MECH-344 (L2 BIND-obj), MECH-345 (L3 INCENT-token), MECH-346 (L4 GOALPTR; MECH-230 amend). Phase-2: MECH-347 (L6 cue-triggered wanting / cue-recall), MECH-348 (L7 dACC object-discriminative readout). Unblocks MECH-229, MECH-117, ARC-030. Reuses SD-049, SD-015, SD-012, MECH-306, MECH-295 (approach bridge, L6 downstream), dACC/SD-032b (L7 host). Neighbours not to conflate: MECH-186/187/188 (5-HT maintenance), MECH-116 (PFC maintenance), MECH-292/293 (ghost-goal bank, inactive-anchor store).

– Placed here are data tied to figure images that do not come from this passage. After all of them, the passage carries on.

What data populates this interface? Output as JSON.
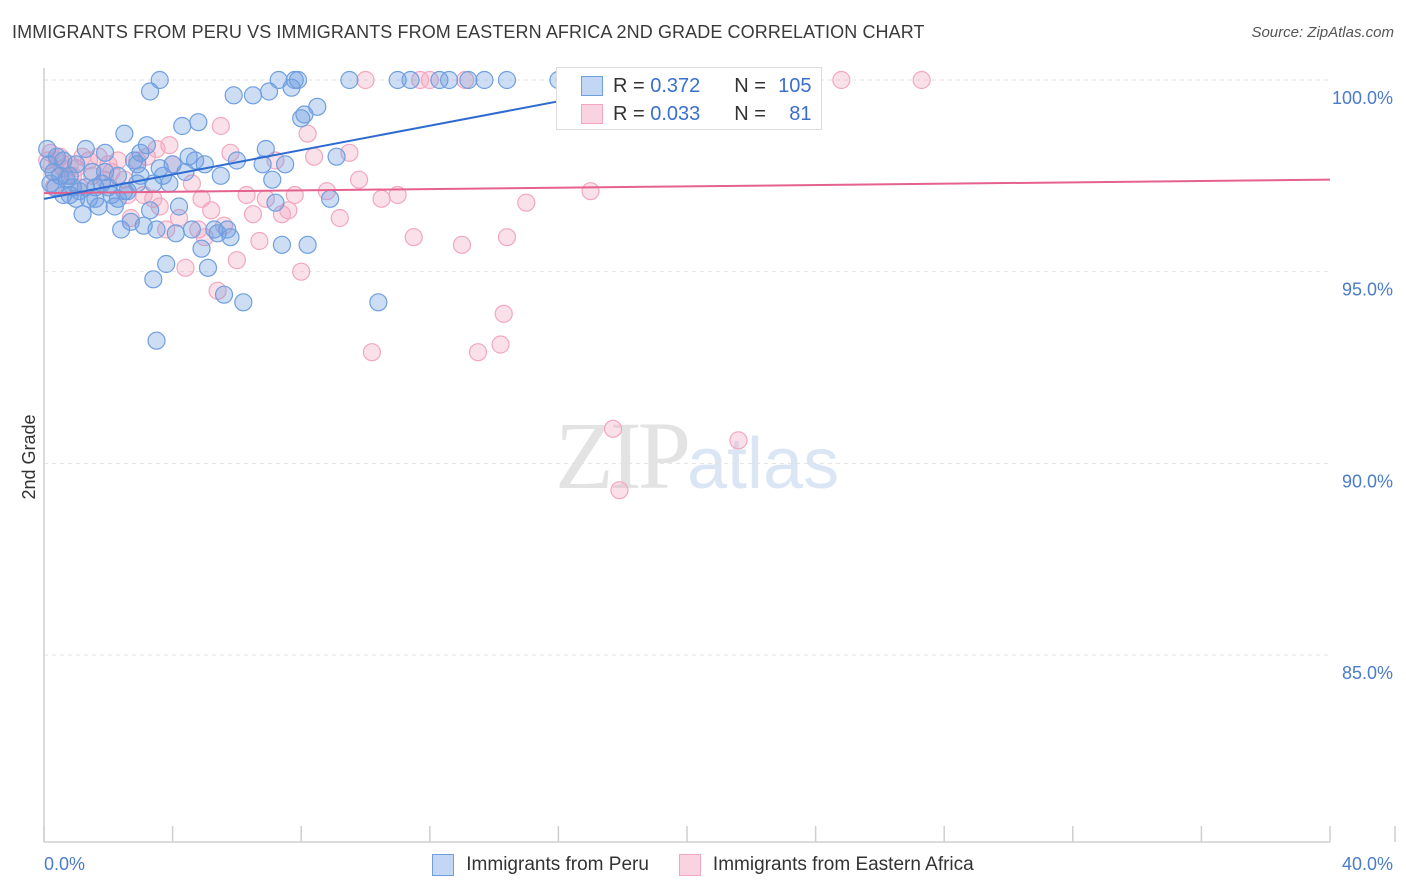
{
  "title": "IMMIGRANTS FROM PERU VS IMMIGRANTS FROM EASTERN AFRICA 2ND GRADE CORRELATION CHART",
  "source": "Source: ZipAtlas.com",
  "watermark": {
    "zip": "ZIP",
    "atlas": "atlas"
  },
  "legend_top": {
    "rows": [
      {
        "r_label": "R =",
        "r_value": "0.372",
        "n_label": "N =",
        "n_value": "105"
      },
      {
        "r_label": "R =",
        "r_value": "0.033",
        "n_label": "N =",
        "n_value": "81"
      }
    ]
  },
  "colors": {
    "series_a": "#6f9fe0",
    "series_a_line": "#2e6bd1",
    "series_b": "#f2a7bf",
    "series_b_line": "#e4628d",
    "tick_text": "#4a7cc9",
    "grid": "#e2e2e2"
  },
  "chart_data": {
    "type": "scatter",
    "title": "IMMIGRANTS FROM PERU VS IMMIGRANTS FROM EASTERN AFRICA 2ND GRADE CORRELATION CHART",
    "xlabel": "",
    "ylabel": "2nd Grade",
    "xlim": [
      0,
      40
    ],
    "ylim": [
      80.5,
      100.5
    ],
    "x_tick_labels": [
      "0.0%",
      "40.0%"
    ],
    "y_ticks": [
      85,
      90,
      95,
      100
    ],
    "y_tick_labels": [
      "85.0%",
      "90.0%",
      "95.0%",
      "100.0%"
    ],
    "legend": [
      "Immigrants from Peru",
      "Immigrants from Eastern Africa"
    ],
    "series": [
      {
        "name": "Immigrants from Peru",
        "trend": {
          "x": [
            0,
            19.5
          ],
          "y": [
            96.9,
            100.0
          ]
        },
        "points": [
          [
            0.1,
            98.2
          ],
          [
            0.15,
            97.8
          ],
          [
            0.2,
            97.3
          ],
          [
            0.3,
            97.6
          ],
          [
            0.35,
            97.2
          ],
          [
            0.4,
            98.0
          ],
          [
            0.5,
            97.5
          ],
          [
            0.6,
            97.9
          ],
          [
            0.7,
            97.4
          ],
          [
            0.8,
            97.0
          ],
          [
            0.9,
            97.2
          ],
          [
            1.0,
            97.8
          ],
          [
            1.1,
            97.1
          ],
          [
            1.2,
            96.5
          ],
          [
            1.3,
            98.2
          ],
          [
            1.4,
            96.9
          ],
          [
            1.5,
            97.6
          ],
          [
            1.6,
            97.2
          ],
          [
            1.7,
            96.7
          ],
          [
            1.8,
            97.3
          ],
          [
            1.9,
            98.1
          ],
          [
            2.0,
            97.2
          ],
          [
            2.1,
            97.0
          ],
          [
            2.2,
            96.7
          ],
          [
            2.3,
            97.5
          ],
          [
            2.4,
            96.1
          ],
          [
            2.5,
            98.6
          ],
          [
            2.6,
            97.1
          ],
          [
            2.7,
            96.3
          ],
          [
            2.8,
            97.9
          ],
          [
            2.9,
            97.3
          ],
          [
            3.0,
            98.1
          ],
          [
            3.1,
            96.2
          ],
          [
            3.2,
            98.3
          ],
          [
            3.3,
            96.6
          ],
          [
            3.4,
            97.3
          ],
          [
            3.5,
            96.1
          ],
          [
            3.6,
            97.7
          ],
          [
            3.7,
            97.5
          ],
          [
            3.8,
            95.2
          ],
          [
            3.9,
            97.3
          ],
          [
            4.0,
            97.8
          ],
          [
            4.2,
            96.7
          ],
          [
            4.3,
            98.8
          ],
          [
            4.4,
            97.6
          ],
          [
            4.5,
            98.0
          ],
          [
            4.6,
            96.1
          ],
          [
            4.8,
            98.9
          ],
          [
            4.9,
            95.6
          ],
          [
            5.0,
            97.8
          ],
          [
            5.1,
            95.1
          ],
          [
            5.3,
            96.1
          ],
          [
            5.5,
            97.5
          ],
          [
            5.6,
            94.4
          ],
          [
            5.7,
            96.1
          ],
          [
            5.8,
            95.9
          ],
          [
            5.9,
            99.6
          ],
          [
            6.0,
            97.9
          ],
          [
            6.2,
            94.2
          ],
          [
            6.5,
            99.6
          ],
          [
            6.8,
            97.8
          ],
          [
            6.9,
            98.2
          ],
          [
            7.0,
            99.7
          ],
          [
            7.1,
            97.4
          ],
          [
            7.2,
            96.8
          ],
          [
            7.3,
            100.0
          ],
          [
            7.4,
            95.7
          ],
          [
            7.5,
            97.8
          ],
          [
            7.7,
            99.8
          ],
          [
            7.8,
            100.0
          ],
          [
            7.9,
            100.0
          ],
          [
            8.0,
            99.0
          ],
          [
            8.1,
            99.1
          ],
          [
            8.2,
            95.7
          ],
          [
            8.5,
            99.3
          ],
          [
            8.9,
            96.9
          ],
          [
            9.1,
            98.0
          ],
          [
            9.5,
            100.0
          ],
          [
            10.4,
            94.2
          ],
          [
            11.0,
            100.0
          ],
          [
            11.4,
            100.0
          ],
          [
            12.3,
            100.0
          ],
          [
            12.6,
            100.0
          ],
          [
            13.2,
            100.0
          ],
          [
            13.7,
            100.0
          ],
          [
            14.4,
            100.0
          ],
          [
            16.0,
            100.0
          ],
          [
            16.2,
            100.0
          ],
          [
            3.5,
            93.2
          ],
          [
            3.4,
            94.8
          ],
          [
            3.3,
            99.7
          ],
          [
            3.6,
            100.0
          ],
          [
            1.0,
            96.9
          ],
          [
            1.6,
            96.9
          ],
          [
            4.1,
            96.0
          ],
          [
            2.5,
            97.1
          ],
          [
            0.6,
            97.0
          ],
          [
            1.3,
            97.2
          ],
          [
            0.8,
            97.5
          ],
          [
            2.9,
            97.8
          ],
          [
            4.7,
            97.9
          ],
          [
            5.4,
            96.0
          ],
          [
            3.0,
            97.5
          ],
          [
            1.9,
            97.6
          ],
          [
            2.3,
            96.9
          ]
        ]
      },
      {
        "name": "Immigrants from Eastern Africa",
        "trend": {
          "x": [
            0,
            40
          ],
          "y": [
            97.05,
            97.4
          ]
        },
        "points": [
          [
            0.1,
            97.9
          ],
          [
            0.2,
            98.1
          ],
          [
            0.3,
            97.6
          ],
          [
            0.4,
            97.9
          ],
          [
            0.5,
            98.0
          ],
          [
            0.6,
            97.7
          ],
          [
            0.7,
            97.5
          ],
          [
            0.8,
            97.8
          ],
          [
            1.0,
            97.7
          ],
          [
            1.2,
            98.0
          ],
          [
            1.4,
            97.9
          ],
          [
            1.5,
            97.5
          ],
          [
            1.7,
            98.0
          ],
          [
            1.9,
            97.4
          ],
          [
            2.1,
            97.6
          ],
          [
            2.3,
            97.9
          ],
          [
            2.5,
            97.4
          ],
          [
            2.7,
            96.4
          ],
          [
            2.9,
            97.9
          ],
          [
            3.1,
            97.0
          ],
          [
            3.2,
            98.0
          ],
          [
            3.4,
            96.9
          ],
          [
            3.5,
            98.2
          ],
          [
            3.6,
            96.7
          ],
          [
            3.8,
            96.1
          ],
          [
            4.0,
            97.8
          ],
          [
            4.2,
            96.4
          ],
          [
            4.4,
            95.1
          ],
          [
            4.6,
            97.3
          ],
          [
            4.8,
            96.1
          ],
          [
            5.0,
            95.9
          ],
          [
            5.2,
            96.6
          ],
          [
            5.4,
            94.5
          ],
          [
            5.6,
            96.2
          ],
          [
            5.8,
            98.1
          ],
          [
            6.0,
            95.3
          ],
          [
            6.3,
            97.0
          ],
          [
            6.5,
            96.5
          ],
          [
            6.7,
            95.8
          ],
          [
            6.9,
            96.9
          ],
          [
            7.2,
            97.9
          ],
          [
            7.4,
            96.5
          ],
          [
            7.6,
            96.6
          ],
          [
            7.8,
            97.0
          ],
          [
            8.0,
            95.0
          ],
          [
            8.2,
            98.6
          ],
          [
            8.4,
            98.0
          ],
          [
            8.8,
            97.1
          ],
          [
            9.2,
            96.4
          ],
          [
            9.5,
            98.1
          ],
          [
            9.8,
            97.4
          ],
          [
            10.2,
            92.9
          ],
          [
            10.5,
            96.9
          ],
          [
            11.0,
            97.0
          ],
          [
            11.5,
            95.9
          ],
          [
            12.0,
            100.0
          ],
          [
            13.0,
            95.7
          ],
          [
            13.1,
            100.0
          ],
          [
            13.5,
            92.9
          ],
          [
            14.2,
            93.1
          ],
          [
            14.3,
            93.9
          ],
          [
            14.4,
            95.9
          ],
          [
            15.0,
            96.8
          ],
          [
            17.0,
            97.1
          ],
          [
            17.7,
            90.9
          ],
          [
            17.9,
            89.3
          ],
          [
            18.3,
            100.0
          ],
          [
            21.6,
            90.6
          ],
          [
            22.3,
            100.0
          ],
          [
            24.8,
            100.0
          ],
          [
            27.3,
            100.0
          ],
          [
            10.0,
            100.0
          ],
          [
            11.7,
            100.0
          ],
          [
            2.0,
            97.8
          ],
          [
            3.9,
            98.3
          ],
          [
            5.5,
            98.8
          ],
          [
            1.1,
            97.2
          ],
          [
            0.9,
            97.5
          ],
          [
            2.6,
            97.0
          ],
          [
            4.9,
            96.9
          ],
          [
            0.3,
            97.2
          ]
        ]
      }
    ]
  }
}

Cross-ref (ARC-080 object-representation umbrella, 2026-06-04). The IncentiveTokenBank is one of three per-item object stores in the substrate, mapped under ARC-080: this bank (keyed by resource TYPE tag), the SD-039 / MECH-292 / MECH-293 ghost-goal bank (keyed by spatial ANCHOR – already distinguished above), and the dormant ARC-006 / MECH-045 object-file buffer (keyed by entity TOKEN; entities_and_binding.md). This SD’s z_object is a detached z_resource clone – a type-level identity, not a token-instance object-file; ARC-080 records that generalising it to a token-keyed object-file (which would let the same store serve permanence, tools, self, and other) is a V4 / late-V3 substrate step, NOT a V3-closure item. SD-057 stays resource-bound for V3.